As the series explores Isaac’s unspoken truths, Jones compares his character’s journey in this week’s episode to “like a coming out story on steroids.” “What I mean by that is, as a queer person myself, coming out of the closet was a very hard thing to do when I got a chance to do it, but I wasn’t 240 years old,” Jones notes with a laugh. “So to be that repressed for that long, like what has built up?”
Luckily for Isaac, he has a new human buddy in Sam to help him get a fresh point of view on his situation. “Nobody’s been able to see him from the living world for 200 and plus years.
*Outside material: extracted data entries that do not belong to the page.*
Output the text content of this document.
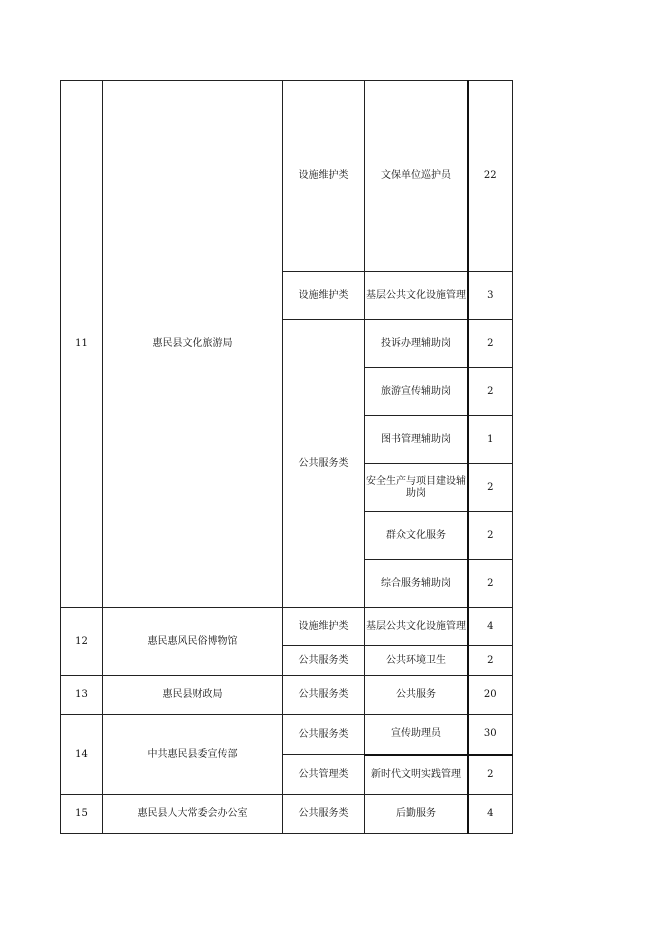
11	惠民县文化旅游局	设施维护类	文保单位巡护员	22
		设施维护类	基层公共文化设施管理	3
		公共服务类	投诉办理辅助岗	2
			旅游宣传辅助岗	2
			图书管理辅助岗	1
			安全生产与项目建设辅助岗	2
			群众文化服务	2
			综合服务辅助岗	2
12	惠民惠风民俗博物馆	设施维护类	基层公共文化设施管理	4
		公共服务类	公共环境卫生	2
13	惠民县财政局	公共服务类	公共服务	20
14	中共惠民县委宣传部	公共服务类	宣传助理员	30
		公共管理类	新时代文明实践管理	2
15	惠民县人大常委会办公室	公共服务类	后勤服务	4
So now that he has this opportunity, and here’s somebody who has a perspective that he could never have — or at least couldn’t have, especially in the modern world — I think he finds a little bit of hope that she might be the one to accept him in all of that, or she at least might be the one to encourage him to move forward and confess what he needs to confess,” Jones shares.
But Jones cautions that while Isaac is making progress towards self-acceptance, “he has so much further to go,” the actor says. “He’s definitely somebody who is taking baby steps.”
And even though finding humor in that journey is a requisite, Ghosts being a comedy and all, “it’s important to the performers and the creators that Isaac never comes across as a joke, especially [with] the very serious and the very real things that he’s dealing with, which is about learning who you are and accepting who you are,” Jones emphasizes. “That this is a person on a journey of self-discovery, and that journey of self-discovery spans multiple lifetimes, is really something that you don’t want to undermine.”